Phase-field modelling and simulations of phase separation in the two-phase nuclear glass Na2O-SiO2-MoO3

Werner Verdier (CEA Saclay)

During the vitrification of nuclear waste enriched in molybdenum, phase separation may occur following the nucleation and growth regime, with the molybdenum segregating to the daughter phase. The present work, as part of the CEA project SIVIT, aims to model and simulate this phase separation at the scale of the interface separating the two liquid phases of the melted glass. To this end, the modelling must satisfy a number of constraints: tracking a fully-resolved interface; accounting for the chemical diffusion (which drives the growth dynamics) and the flow dynamics and the effects of each on the motion of the interfaces; and the respect of the equation of state of the glass (here, the model ternary glass Na2O-SiO2-MoO3). Simulations of the model must also have a high numerical efficiency to allow for comparisons in three dimensions and at a satisfying scale with experimental observations.

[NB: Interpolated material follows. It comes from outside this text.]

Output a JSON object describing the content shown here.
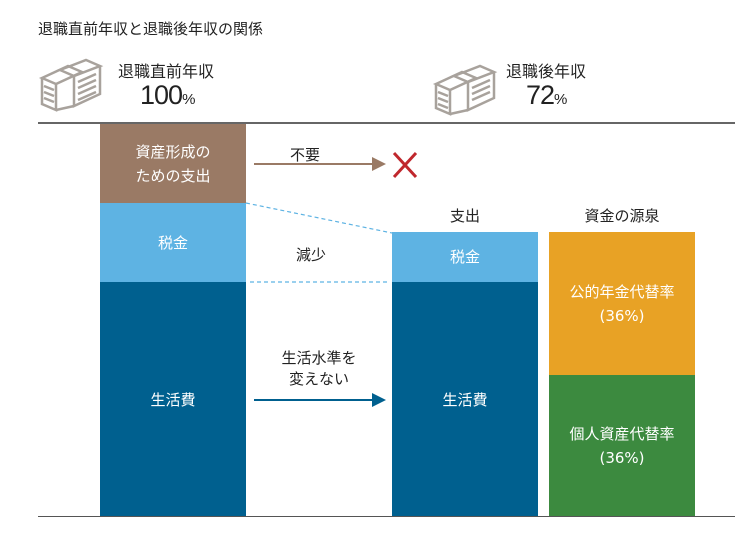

To fulfil these requirements, we formulate a model based on the phase-field theory with a grand potential formulation coupled to the diffusion of the chemical components and to the incompressible Navier-Stokes equations. We discretize this model with the lattice Boltzmann method and implement it in a new high-performance simulation code, LBM_saclay, able to exploit the multi-GPU architectures of modern supercomputers. We then demonstrate the capability of the model to quantitatively reproduce the growth dynamics after nucleation and the influence of flow and sedimentation on these dynamics.